Обращаясь к эволюции представлений, в том числе и стереотипных, русских о финнах, следует отметить, что, несмотря на длительное соседство между восточнославянскими и финскими народами, в русской народной традиции финнов воплощают в первую очередь так наз. «чухонцы». На наш взгляд, в контексте данного исследования было бы некорректно отождествлять представления о финнах Финляндии и чухонцах / чухне / маймистах (в значении региональной группы – финского коренного населения окрестностей Петербурга) для сопоставления с их стереотипами в народной культуре русских[1174]
, тем более что гораздо больше свидетельств дает фольклор родственных и близких финнам народов – карели ингерманландцев[1175]. Исключением можно считать представления о так называемых «вейках» и других разновидностях крестьян-отходников из Финляндии[1176], но о них хорошо знали лишь петербуржцы. Авторы и составители этнографических очерков, исходя из регионального принципа описания, очень четко – и композиционно, и содержательно (как было показано) – отделяли финляндских финнов от финно-угорских народов[1177], хотя сравнение с ними занимало важное место в выявлении этноотличительных свойств. Впрочем, следует отметить, что честность питерской «чухны» отмечалась многими наблюдателями в 1830-50-х гг.: «Чухны вообще народ самый честный, т. е. крепкий и верный на слова»[1178]; и в 1890-е гг. ювелирная фирма Фаберже предпочитала брать на работу уроженцев Великого Княжества, так как они были «честными на 110 процентов»[1179].О финляндских финнах в России стали писать довольно поздно: лишь с первой трети XVIII в. встречаются немногочисленные упоминания о жителях главным образом новоприсоединенных территорий, но настоящий интерес появляется лишь с включением Финляндии в состав России.

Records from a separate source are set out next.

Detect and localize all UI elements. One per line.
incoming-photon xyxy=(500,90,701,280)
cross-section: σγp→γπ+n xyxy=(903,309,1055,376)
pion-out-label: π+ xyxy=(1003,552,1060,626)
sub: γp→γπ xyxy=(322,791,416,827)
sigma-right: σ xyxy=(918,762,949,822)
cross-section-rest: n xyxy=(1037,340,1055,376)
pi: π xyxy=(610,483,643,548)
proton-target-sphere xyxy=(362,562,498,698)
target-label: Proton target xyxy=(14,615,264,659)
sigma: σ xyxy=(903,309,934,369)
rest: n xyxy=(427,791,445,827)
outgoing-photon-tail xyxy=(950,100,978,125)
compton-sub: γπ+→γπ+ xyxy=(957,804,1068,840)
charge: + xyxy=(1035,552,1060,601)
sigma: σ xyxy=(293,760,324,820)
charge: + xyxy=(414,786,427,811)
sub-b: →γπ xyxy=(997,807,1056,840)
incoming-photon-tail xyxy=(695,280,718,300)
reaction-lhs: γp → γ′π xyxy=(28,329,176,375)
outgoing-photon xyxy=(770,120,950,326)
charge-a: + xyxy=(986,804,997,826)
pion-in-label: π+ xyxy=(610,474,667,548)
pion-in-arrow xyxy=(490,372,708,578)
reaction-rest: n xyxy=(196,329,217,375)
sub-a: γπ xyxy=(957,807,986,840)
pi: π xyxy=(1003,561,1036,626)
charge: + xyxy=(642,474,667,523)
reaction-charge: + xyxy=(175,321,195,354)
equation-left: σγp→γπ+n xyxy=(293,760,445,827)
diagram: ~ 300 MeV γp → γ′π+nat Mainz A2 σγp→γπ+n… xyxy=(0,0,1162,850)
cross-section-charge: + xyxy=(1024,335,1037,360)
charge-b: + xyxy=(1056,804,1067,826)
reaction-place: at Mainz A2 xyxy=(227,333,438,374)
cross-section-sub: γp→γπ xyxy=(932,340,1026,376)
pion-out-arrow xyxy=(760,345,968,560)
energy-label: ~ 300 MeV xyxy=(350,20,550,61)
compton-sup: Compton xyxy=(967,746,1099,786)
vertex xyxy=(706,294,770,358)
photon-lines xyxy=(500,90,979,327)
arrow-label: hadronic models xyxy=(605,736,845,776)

В описаниях финнов первых двух десятилетий XIX в. отчетливо просматривается процесс интенсивного освоения шведских географических и исторических описаний и путешествий. Именно к ним восходят некоторые стереотипы финна, в том числе и те, которые связаны с чертами его нрава и темперамента, а также суждения о дикости и смирении (в значении «забитости») финнов[1180]
.В 1820-40-е гг. Финляндия и финны стали объектом интереса романтиков: именно тогда возникаютустойчивые образы суровой финской природы и ее бедных, но гордых жителей. Весьма значимую роль в этом сыграло, впрочем, не действительное знакомство со страной, а с рунами и традициями рунопевчества в 1820-е гг., в то время как первый сборник Э. Лённрота «Кантеле» вышел лишь в 1829 г., а первое краткое издание «Калевалы» – в 1835 г.[1181]
. Поэтому в поэтических произведениях (Е.А. Баратынского, Ф.Ф. Глинки, Д.В. Давыдова, A.C. Пушкина) Финляндия часто отождествлялась с Карелией (наследие финского народа сохранилось именно у карел), и в них финн изображался в первую очередь как потомок мужественных, свободных и трудолюбивых героев рун: «Сыны могучие сих грозных, вечных скал!»[1182]. Столь же позитивные черты финнов – верных и преданных своему языку и отечеству, но сохраняющих языческие верования, предрассудки и не чуждых магической обрядности – обнаруживаются в прозе В.Ф. Одоевского. Однако в целом романтиков более привлекала финская природа, как и она, обитатели края наделялись приметами мрачности, угрюмости и суровости[1183].В русской литературе 1840-90-х гг. образ финна не занял того места[1184]
, какое принадлежало в ней, в частности, поляку, а немногочисленные примеры из беллетристики и описания финна в путевых заметках вплоть до 1880-х гг. содержали стандартные характеристики, которые неизменны в сочинениях и публицистике разных жанров[1185]. Единственное, что стоит подчеркнуть: в финских описаниях не просто превалируют черты нрава и темперамента, они рассматриваются в качестве определяющих все остальные этнические свойства. Своеобразное резюме представлений русских о финнах принадлежит перу писательницы, владелицы дачи в Териоки – М.В. Крестовской (1898). Оно не связано с этнографическим видением финна, но хорошо иллюстрирует комплекс представлений в кругу образованной части петербургского общества, творческой элиты. Так, сравнивая местных жителей с русскими, она писала: «Мне симпатичны наши финляндцы… Они нравятся мне уже одной культурностью, так быстро усвоенной целым народом; нравятся своим характером, быть может, немного суровым и тяжелым, как у большинства северных народов, но твердым, спокойным и мужественным в своей прямолинейной честности, вошедшей в принцип; наконец, своим трудолюбием… собирающих с этих камней, облитых тяжелым потом, хорошие урожаи»[1186].